Hello fellow Audiophiles and Audio Enthousiast. I've been in the game for a little over 4 months now and I've learned tonnes of stuff along the way thanks to some very knowledgeable people on this website and in my local community (but mostly on this website).

I'll get right to the point.

Whether you are new to the game or a veteran I'm curious to hear your thoughts on the top 5 things you would tell a fellow Audiophile to better his/her enjoyment of this wonderful hobby. Please use point form or short paragraphs
buckingham

Showing 2 responses by soundsbeyondspecs

"System Matching" and cables. Read and understand the spec sheets. Consider all matching cables like Mogami Gold. Know the differences between cables - analog, and digital 75 or 110 ohms. Use something like DeOx-It Gold to clean and treat sound and power cable connections.

Listen to the individual musicians' cadences carefully when setting up and balancing a system. When tuning a sub, turn the sub up higher than the Main's to better hear and match the rhythms and cadences together for high/low passes, phase, and roll-off "orders", or, number of octives.

When you add 6dB's, it doubles the sound pressure level. Reducing the distance 50% between a speaker and the listener, the sound pressure doubles, too (obvious, but good review).

Musical octives simply double (or split in half) the hertz or frequency points. That means a 550Hz signal or musical note, has harmonic octives at 225Hz and 1100 Hz and so on, up or down the musical range. If 550Hz is a A note, the others are harmonic octives.

Consider a certified audiogram and adjust your system to your ears if you have any age or noise related hearing loss. Use a analog sound level meter occassionally when adjusting your volume controller. That "resets" my ears to a standard.

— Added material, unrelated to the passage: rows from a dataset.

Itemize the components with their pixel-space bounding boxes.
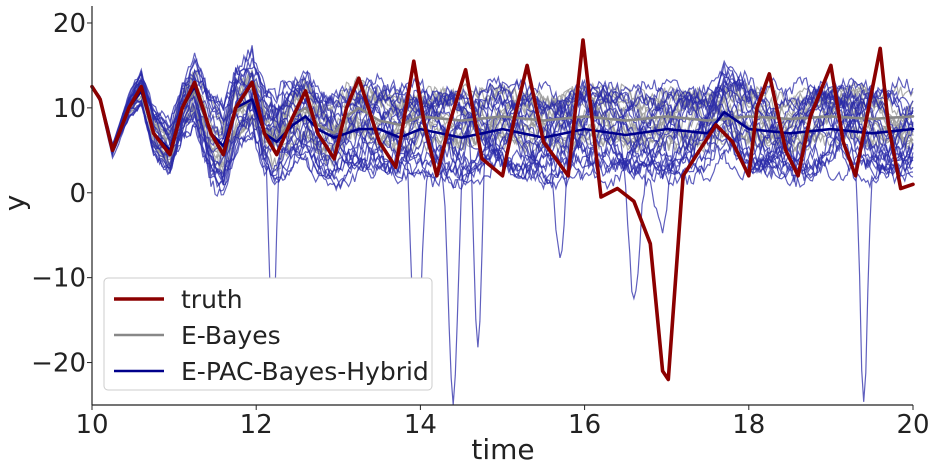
y-tick-label: −10: [31, 264, 86, 294]
ensemble-member-line: [91, 70, 914, 192]
ensemble-lines: [91, 45, 914, 405]
series-line-truth: [90, 38, 915, 382]
x-tick-label: 20: [896, 410, 929, 440]
series-lines: [90, 38, 915, 382]
y-axis-label: y: [0, 195, 31, 212]
x-tick-label: 14: [404, 410, 437, 440]
y-ticks: 20 10 0 −10 −20: [31, 9, 92, 379]
ensemble-member-line: [91, 57, 914, 184]
y-tick-label: 10: [53, 94, 86, 124]
x-tick-label: 16: [568, 410, 601, 440]
y-tick-label: −20: [31, 349, 86, 379]
ensemble-member-line: [91, 69, 914, 186]
axes: [91, 6, 913, 406]
legend-label: E-PAC-Bayes-Hybrid: [181, 357, 429, 386]
ensemble-member-line: [91, 78, 914, 182]
x-tick-label: 10: [75, 410, 108, 440]
legend-label: truth: [181, 285, 243, 314]
x-ticks: 10 12 14 16 18 20: [75, 405, 930, 440]
legend-label: E-Bayes: [181, 321, 281, 350]
x-tick-label: 18: [732, 410, 765, 440]
legend: truth E-Bayes E-PAC-Bayes-Hybrid: [103, 277, 433, 391]
x-axis-label: time: [471, 433, 534, 466]
x-tick-label: 12: [240, 410, 273, 440]
legend-box: [103, 277, 433, 391]
y-tick-label: 0: [69, 179, 86, 209]
y-tick-label: 20: [53, 9, 86, 39]
ensemble-member-line: [91, 48, 914, 191]
ensemble-member-line: [91, 67, 914, 173]
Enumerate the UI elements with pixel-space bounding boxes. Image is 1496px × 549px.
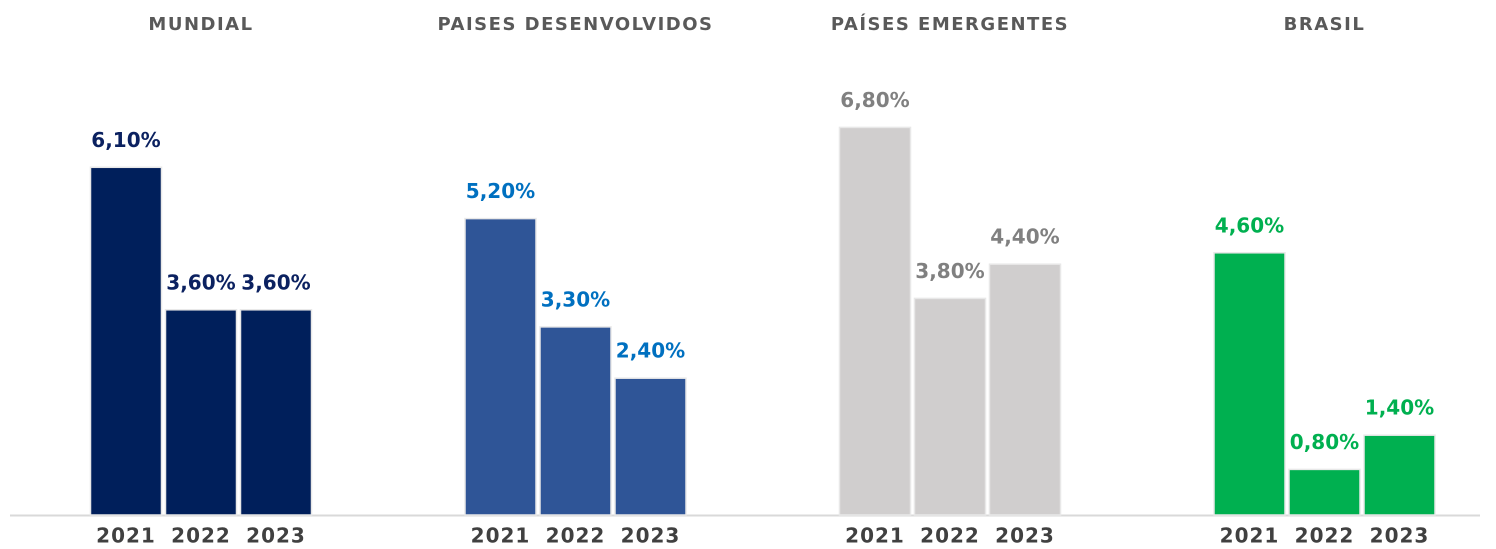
bar	[89, 166, 163, 516]
x-tick-label: 2021	[1220, 524, 1280, 548]
x-tick-label: 2023	[1370, 524, 1430, 548]
bar	[164, 309, 238, 516]
value-label: 0,80%	[1290, 430, 1359, 454]
group-title: BRASIL	[1284, 14, 1366, 35]
bar	[464, 217, 537, 516]
x-tick-label: 2021	[845, 524, 905, 548]
bar	[1213, 252, 1286, 516]
value-label: 2,40%	[616, 339, 685, 363]
x-tick-label: 2022	[546, 524, 606, 548]
value-label: 4,40%	[990, 225, 1059, 249]
value-label: 6,80%	[840, 88, 909, 112]
value-label: 6,10%	[91, 128, 160, 152]
bar	[913, 297, 987, 516]
x-tick-label: 2021	[96, 524, 156, 548]
bar	[614, 377, 687, 516]
group-title: PAISES DESENVOLVIDOS	[438, 14, 714, 35]
value-label: 4,60%	[1215, 213, 1284, 237]
value-label: 3,60%	[241, 270, 310, 294]
value-label: 1,40%	[1365, 396, 1434, 420]
value-label: 3,80%	[915, 259, 984, 283]
value-label: 5,20%	[466, 179, 535, 203]
x-tick-label: 2022	[920, 524, 980, 548]
x-tick-label: 2023	[246, 524, 306, 548]
group-title: MUNDIAL	[148, 14, 253, 35]
value-label: 3,60%	[166, 270, 235, 294]
x-tick-label: 2022	[171, 524, 231, 548]
x-tick-label: 2023	[995, 524, 1055, 548]
value-label: 3,30%	[541, 287, 610, 311]
bar	[539, 326, 612, 516]
group-title: PAÍSES EMERGENTES	[831, 13, 1069, 35]
bar	[838, 126, 912, 516]
bar	[239, 309, 313, 516]
x-tick-label: 2023	[621, 524, 681, 548]
bar	[1288, 468, 1361, 516]
x-tick-label: 2021	[471, 524, 531, 548]
bar	[1363, 434, 1436, 516]
x-tick-label: 2022	[1295, 524, 1355, 548]
bar	[988, 263, 1062, 516]
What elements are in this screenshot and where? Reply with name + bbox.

To warm up speakers, tune in "smooth static" on a FM tuner and turn it up to about 90 dB's a couple minutes. It should still sound "soft" yet warm up all but the lowest frequency limitations on your tuner. Pink noise disks work better. I found the tuners' pink noise between stations works great, too.

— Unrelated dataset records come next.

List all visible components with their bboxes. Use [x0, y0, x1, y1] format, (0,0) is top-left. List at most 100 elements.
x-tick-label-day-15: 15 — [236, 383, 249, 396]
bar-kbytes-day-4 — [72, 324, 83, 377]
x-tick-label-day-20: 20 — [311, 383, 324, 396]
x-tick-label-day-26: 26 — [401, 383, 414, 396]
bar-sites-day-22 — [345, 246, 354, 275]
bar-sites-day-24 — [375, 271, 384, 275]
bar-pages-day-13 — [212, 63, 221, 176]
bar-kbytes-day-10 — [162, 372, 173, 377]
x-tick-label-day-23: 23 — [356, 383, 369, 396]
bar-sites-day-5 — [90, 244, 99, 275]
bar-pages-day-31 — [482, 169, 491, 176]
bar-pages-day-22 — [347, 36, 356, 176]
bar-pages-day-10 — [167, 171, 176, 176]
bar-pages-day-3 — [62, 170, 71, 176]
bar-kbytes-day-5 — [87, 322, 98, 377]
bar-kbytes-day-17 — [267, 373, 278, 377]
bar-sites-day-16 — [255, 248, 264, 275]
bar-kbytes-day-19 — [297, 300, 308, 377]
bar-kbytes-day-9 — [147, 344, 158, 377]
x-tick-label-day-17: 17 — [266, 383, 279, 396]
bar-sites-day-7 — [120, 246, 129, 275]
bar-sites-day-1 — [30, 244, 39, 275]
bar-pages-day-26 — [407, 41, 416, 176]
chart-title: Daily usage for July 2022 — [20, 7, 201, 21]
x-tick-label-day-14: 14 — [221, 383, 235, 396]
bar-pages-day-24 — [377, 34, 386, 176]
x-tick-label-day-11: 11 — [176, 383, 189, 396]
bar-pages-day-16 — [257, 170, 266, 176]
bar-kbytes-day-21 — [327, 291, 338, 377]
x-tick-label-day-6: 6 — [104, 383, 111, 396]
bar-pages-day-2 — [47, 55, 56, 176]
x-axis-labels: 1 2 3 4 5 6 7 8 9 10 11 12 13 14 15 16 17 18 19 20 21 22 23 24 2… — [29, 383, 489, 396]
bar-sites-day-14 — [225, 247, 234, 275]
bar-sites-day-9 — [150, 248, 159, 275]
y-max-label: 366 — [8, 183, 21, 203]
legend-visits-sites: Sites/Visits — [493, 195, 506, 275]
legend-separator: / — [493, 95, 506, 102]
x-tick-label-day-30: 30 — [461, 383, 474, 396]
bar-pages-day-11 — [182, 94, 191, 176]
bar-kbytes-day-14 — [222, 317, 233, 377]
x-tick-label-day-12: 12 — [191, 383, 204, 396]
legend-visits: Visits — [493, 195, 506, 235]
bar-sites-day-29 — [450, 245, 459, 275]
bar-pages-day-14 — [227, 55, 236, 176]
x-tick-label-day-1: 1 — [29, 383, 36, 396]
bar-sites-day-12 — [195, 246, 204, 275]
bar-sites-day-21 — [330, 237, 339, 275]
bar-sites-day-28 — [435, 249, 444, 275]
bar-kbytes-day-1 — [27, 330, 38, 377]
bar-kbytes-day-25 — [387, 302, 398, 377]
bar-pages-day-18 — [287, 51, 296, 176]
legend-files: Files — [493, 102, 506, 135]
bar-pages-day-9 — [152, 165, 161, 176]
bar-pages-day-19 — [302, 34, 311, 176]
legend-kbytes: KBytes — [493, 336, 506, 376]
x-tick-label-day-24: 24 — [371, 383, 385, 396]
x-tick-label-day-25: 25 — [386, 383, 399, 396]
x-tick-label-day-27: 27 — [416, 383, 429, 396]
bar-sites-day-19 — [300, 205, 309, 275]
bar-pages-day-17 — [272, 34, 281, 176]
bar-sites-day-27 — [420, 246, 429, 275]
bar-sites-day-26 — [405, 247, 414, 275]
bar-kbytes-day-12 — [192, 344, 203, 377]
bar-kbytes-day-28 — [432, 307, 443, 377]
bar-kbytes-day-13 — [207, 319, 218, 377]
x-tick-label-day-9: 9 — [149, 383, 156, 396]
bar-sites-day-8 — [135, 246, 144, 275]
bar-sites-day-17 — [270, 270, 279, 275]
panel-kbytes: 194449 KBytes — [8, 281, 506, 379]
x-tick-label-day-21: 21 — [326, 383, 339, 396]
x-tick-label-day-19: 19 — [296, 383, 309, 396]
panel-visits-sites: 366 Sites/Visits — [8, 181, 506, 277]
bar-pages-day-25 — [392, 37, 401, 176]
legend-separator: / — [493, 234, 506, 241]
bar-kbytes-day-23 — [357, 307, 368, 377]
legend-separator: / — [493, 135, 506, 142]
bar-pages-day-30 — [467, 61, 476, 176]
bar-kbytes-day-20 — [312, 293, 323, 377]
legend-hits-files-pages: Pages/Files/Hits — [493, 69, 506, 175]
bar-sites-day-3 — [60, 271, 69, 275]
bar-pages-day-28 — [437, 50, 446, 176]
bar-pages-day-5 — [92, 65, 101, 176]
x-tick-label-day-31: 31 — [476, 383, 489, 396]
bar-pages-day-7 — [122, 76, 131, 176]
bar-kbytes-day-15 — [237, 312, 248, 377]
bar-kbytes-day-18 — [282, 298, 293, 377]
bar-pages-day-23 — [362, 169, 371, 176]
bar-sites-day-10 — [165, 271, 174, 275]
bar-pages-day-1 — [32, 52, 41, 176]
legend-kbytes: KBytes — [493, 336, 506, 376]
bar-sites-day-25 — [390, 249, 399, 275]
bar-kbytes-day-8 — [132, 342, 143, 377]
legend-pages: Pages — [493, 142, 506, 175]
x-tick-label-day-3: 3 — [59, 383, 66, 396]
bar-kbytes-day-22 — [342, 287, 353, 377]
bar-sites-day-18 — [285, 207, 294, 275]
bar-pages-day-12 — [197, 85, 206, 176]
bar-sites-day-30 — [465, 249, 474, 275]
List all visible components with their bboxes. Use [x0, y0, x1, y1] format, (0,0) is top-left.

Consider looking at DIY speaker sites. Some members use active crossover’s with multiple amps with carefully "matched to spec" high-end drivers. Stereo active crossovers are a very convenient DIY audiophile tool to own. You can upgrade cabinet drivers easily. If you like tone controls to correct poor recordings in a particular room, the active crossover’s separate bass, midrange, and treble volume controllers for the independent drivers is very clean and hard to beat.